オーケストラ提示部終止部分(40-67)h moll→G dur

・3連符が止み(h moll)の属和音が登場すると、3連符の音価を引き延ばして、再び動機xに引き戻すように、動機xを使用した終止部分に移行。やがて動機xの同音反復から次の音への跳躍を広げながら(G dur)に回帰しクレシェンドすると、終止主題(50-59)風に聞える自立した旋律部分に到達。(58-59)で小節ごとの和音の止めが入ると、60小節からは真の終止楽句(60-67)で締め括る。
・このようにいきなり終止メロディーを登場させて終止部分を開始するのではなく、動機xによって第1主題領域の属性に引き戻しつつ次第に終止部分の中心的メロディーが登場するような効果を出しているが、実はそんな終止部分全体が、第1主題そのものから形成されているのであった。つまり動機xによる(40-49)部分が第1主題の冒頭2小節の拡大発展版であり、続く終止主題は動機yのシンコペーション部分の引き延ばされたメロディー部分が、別の形でしかも独立的に発展したものだと見ることが出来る。すでに見たように、それは8小節目の弦楽器による主題繰り返しの時にすでにメロディーの派生が開始していたのだった。さらに終止主題後半は4小節目の早い音階順次上行パッセージから派生した54小節を経て一度終止カデンツを踏み、60小節からは第1主題の音階上行パッセージに対応するように、完全に下行型の音階下行パッセージに基づいた終止楽句で閉じられているのである。
・このように、この第1楽章のオーケストラ提示部分は隙のない構成力によって形成されているのだが、この構成は動機xと第1主題の持つ瑞々しく幅を拡大していくような生命力、つまりテンポは穏やかだが何処までも広がって発展していってしまいそうなリズムの推進力と、次から次へと連鎖的に拡大使用が可能な単純な動機の持つ解放性に対して、骨組みと見取り図を提供し、この先に控えるソロ楽器の協奏曲ならではのパッセージ群が無駄に太ったような丸大根にならないように、プロポーションの良い理想体型を与えているわけだ。この構成感があるからこそ、ピアノ提示部分では、ピアノコンチェルトのお株であるピアニスティックなイディオムによる、開放的で即興性や自由性が前面に登場すべき推移的部分を思う存分に形成しても、全体の形は非常に引き締まっているのである。
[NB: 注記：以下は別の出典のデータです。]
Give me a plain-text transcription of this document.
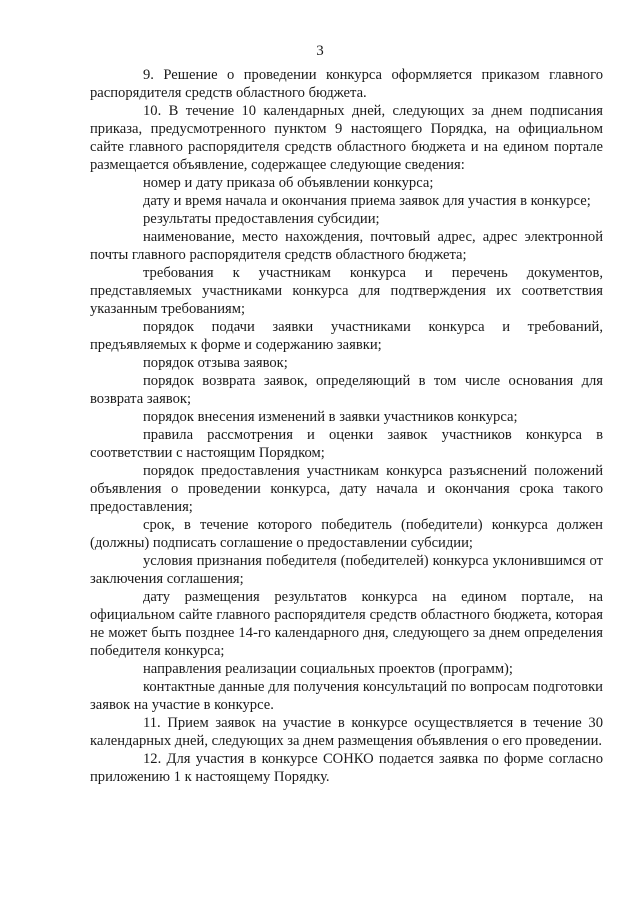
3

9. Решение о проведении конкурса оформляется приказом главного распорядителя средств областного бюджета.

10. В течение 10 календарных дней, следующих за днем подписания приказа, предусмотренного пунктом 9 настоящего Порядка, на официальном сайте главного распорядителя средств областного бюджета и на едином портале размещается объявление, содержащее следующие сведения:

номер и дату приказа об объявлении конкурса;

дату и время начала и окончания приема заявок для участия в конкурсе;

результаты предоставления субсидии;

наименование, место нахождения, почтовый адрес, адрес электронной почты главного распорядителя средств областного бюджета;

требования к участникам конкурса и перечень документов, представляемых участниками конкурса для подтверждения их соответствия указанным требованиям;

порядок подачи заявки участниками конкурса и требований, предъявляемых к форме и содержанию заявки;

порядок отзыва заявок;

порядок возврата заявок, определяющий в том числе основания для возврата заявок;

порядок внесения изменений в заявки участников конкурса;

правила рассмотрения и оценки заявок участников конкурса в соответствии с настоящим Порядком;

порядок предоставления участникам конкурса разъяснений положений объявления о проведении конкурса, дату начала и окончания срока такого предоставления;

срок, в течение которого победитель (победители) конкурса должен (должны) подписать соглашение о предоставлении субсидии;

условия признания победителя (победителей) конкурса уклонившимся от заключения соглашения;

дату размещения результатов конкурса на едином портале, на официальном сайте главного распорядителя средств областного бюджета, которая не может быть позднее 14-го календарного дня, следующего за днем определения победителя конкурса;

направления реализации социальных проектов (программ);

контактные данные для получения консультаций по вопросам подготовки заявок на участие в конкурсе.

11. Прием заявок на участие в конкурсе осуществляется в течение 30 календарных дней, следующих за днем размещения объявления о его проведении.

12. Для участия в конкурсе СОНКО подается заявка по форме согласно приложению 1 к настоящему Порядку.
ピアノ提示部分冒頭オーケストラ部分(68-70)G dur

・そして、冒頭で主題がピアノから弦楽器、そして管楽器により登場した事を踏まえて、ピアノ提示部分の開始では、68小節目からオーケストラで管楽器をメインにした主題冒頭2小節の拡大版を演奏しつつ、その動機xを引き継いだソロ楽器のピアノが導入されるという見事な演出がなされている。この部分の主題再提示を展開発展風に行なう遣り口については前にピアノコンチェルト第1番の解説で見たが、ここではピアノ提示部分の第1主題が(68-89冒頭)になっていて、オケで開始した主題がピアノに引き継がれることによって、オーケストラ提示部とピアノ提示部の融合が見事に図られている上、導入風旋律を置いた第1番に比べて、主題そのものを発展させてソロ導入の特徴的なパッセージを開始する作曲方法は、ほとんど黄金の職人技である。(なんだそりゃ。)そしてこの楽曲の特徴である、構成的なずらしが行なわれて、楽句の区切りを柔らかく混淆(こんこう)させている。

ピアノ提示部(74-192)

ピアノによる第1主題提示部分(68-96)G dur

・オーケストラ提示部分での主題導入に引き続いて、動機xによって第1主題がソロ楽器で継続導入されると、ピアニスティックな音階パッセージの修飾によってピアノの登場を知らしめつつ、81小節から主題のメロディー的な第2の部分に移行し、やがて2重音階パッセージの順次進行によって主題を終結する。
・続いて89小節目から主題繰り返しが始まるが、これはまずオーケストラによって動機x部分が開始され、それをピアノが踏襲しつつ、推移への離脱の合図を兼ねて主題を発展させている。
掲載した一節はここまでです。